Last night at our online writers' group we had a speaker who gave a presentation on bringing about the "all is lost moment." You know, the scene in your book where your MC is brought to the bitter end of her rope, her greatest fears are realized, everything has changed for the negative, and nothing will be the same.The writing craft experts she consulted for this were agreed that whatever it was, it had to be the worst thing that could happen to the MC. Well, not literally the worst, since the worst for any of us would be death and damnation. But the worst given the wants and goals of the character. It has to have, in the words of the presenter, "the whiff of death."
And I look at Sandy, my female protagonist in my work in progress Strong as Death, and I think, damn. Because for her, the worst that could happen would be damnation.
I am not going there. Not because I'm gutless as an author, but due to immutable, external reasons. The first reason is theological: I'm having her share my conviction that once the Lord gets hold of you, He keeps hold of you, so that in the direst circumstances He'll enable you to face death before you'll deny Him. Besides, she's been in that position before and stood firm, why should she change now? The second reason is that of genre. If I had her do that, it would destroy the novel. It's romantic suspense, which expects the MCs to defeat the bad guys and live happily ever after. It doesn't allow for one of the couple joining the other side to save her skin and/or following Job's wife's advice to "Curse God and die!"
What am I supposed to do? I could ignore this "All Is Lost" rule. But I'm not so experienced and successful a writer I can turn my back on what the big kids say is a crucial element in any well-written protagonist's character arc.
I've been chewing the problem over, and maybe I'll escape through the loophole of "worst given the wants of the character" . . . in this particular book. In fact, one of the other attendees asked what do you do with a character in a series, you can't have them undergoing the same crisis book after book. I admit I didn't retain the presenter's answer; there's something about Zoom meetings that makes me feel stupid and the presenter's connection was bad which garbled much of what she said.

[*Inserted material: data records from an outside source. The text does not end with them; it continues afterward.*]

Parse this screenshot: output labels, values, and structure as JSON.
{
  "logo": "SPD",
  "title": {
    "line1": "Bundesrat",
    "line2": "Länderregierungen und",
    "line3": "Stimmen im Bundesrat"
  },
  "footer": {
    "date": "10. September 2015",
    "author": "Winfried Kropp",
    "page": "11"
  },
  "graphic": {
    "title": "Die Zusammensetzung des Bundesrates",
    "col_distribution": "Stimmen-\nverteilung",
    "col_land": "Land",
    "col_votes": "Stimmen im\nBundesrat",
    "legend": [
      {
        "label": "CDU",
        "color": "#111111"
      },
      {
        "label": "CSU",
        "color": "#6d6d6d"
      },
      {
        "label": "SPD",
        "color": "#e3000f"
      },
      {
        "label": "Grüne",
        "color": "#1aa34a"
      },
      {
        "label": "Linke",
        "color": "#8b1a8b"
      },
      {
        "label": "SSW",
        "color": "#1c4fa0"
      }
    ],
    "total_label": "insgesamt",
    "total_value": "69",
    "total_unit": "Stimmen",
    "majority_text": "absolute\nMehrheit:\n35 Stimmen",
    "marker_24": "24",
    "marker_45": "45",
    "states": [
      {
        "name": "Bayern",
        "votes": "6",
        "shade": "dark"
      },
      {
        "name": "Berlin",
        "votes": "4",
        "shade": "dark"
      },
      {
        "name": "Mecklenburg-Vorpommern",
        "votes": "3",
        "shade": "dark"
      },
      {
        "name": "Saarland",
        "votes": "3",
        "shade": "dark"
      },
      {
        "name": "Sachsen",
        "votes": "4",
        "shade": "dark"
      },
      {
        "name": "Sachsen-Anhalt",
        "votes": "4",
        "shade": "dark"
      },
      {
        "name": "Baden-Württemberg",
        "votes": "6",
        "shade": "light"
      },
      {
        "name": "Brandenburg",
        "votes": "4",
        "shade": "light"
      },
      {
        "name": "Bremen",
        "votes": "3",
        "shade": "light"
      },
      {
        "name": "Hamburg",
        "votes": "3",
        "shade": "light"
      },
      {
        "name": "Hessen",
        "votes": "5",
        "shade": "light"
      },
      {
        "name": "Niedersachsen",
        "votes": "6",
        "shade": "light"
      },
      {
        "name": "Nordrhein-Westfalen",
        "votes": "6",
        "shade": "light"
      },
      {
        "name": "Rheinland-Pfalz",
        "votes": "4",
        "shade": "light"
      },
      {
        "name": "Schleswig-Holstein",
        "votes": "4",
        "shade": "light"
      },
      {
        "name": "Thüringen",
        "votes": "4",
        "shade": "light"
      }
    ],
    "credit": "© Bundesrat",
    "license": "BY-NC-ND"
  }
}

From what I did get I'm wondering if I can dial back Sandy's Big Want in the situation. After all, the point of the All Is Lost moment is that the crisis should strip away what the MC thinks she wants and reveal what she really needs. It's supposed to make her understand she has to fix herself instead of controlling and fixing the situation.
Sandy already has an issue with wanting to feel in control of her life . . . So maybe in this situation Her Big Want should be to feel she is in control, not necessarily of what's going on around her, but of her own spiritual strength and welfare. Kind of like, "Stand back, God, lemme show you what I can do!" And then hit her with the A.I.L. crisis such that she feels she's betrayed, not God, but herself. And so on from there.
Ohhhhhh, golly. If I go for that, I'll have to circle back and rewrite a lot of the earlier part of the book to give her more confidence earlier on. I've been a little uneasy about how I've depicted her inner life anyway. She's got too much self-doubt for no particular reason, which I've imposed on her mostly to keep her "human." Maybe reinforcing her "I've got this" attitude will help me clean those scenes up and ready her for the All Is Lost.
On the other hand, I may have already screwed up this plotting rule beyond redemption. Apparently the crisis is supposed to come two-thirds or at most three-fourths of the way through. I've got it happening at . . . let me see . . . nine-tenths.
And I still don't know what my MMC's All Is Lost crisis is to be. Before last night, I didn't know he needed one.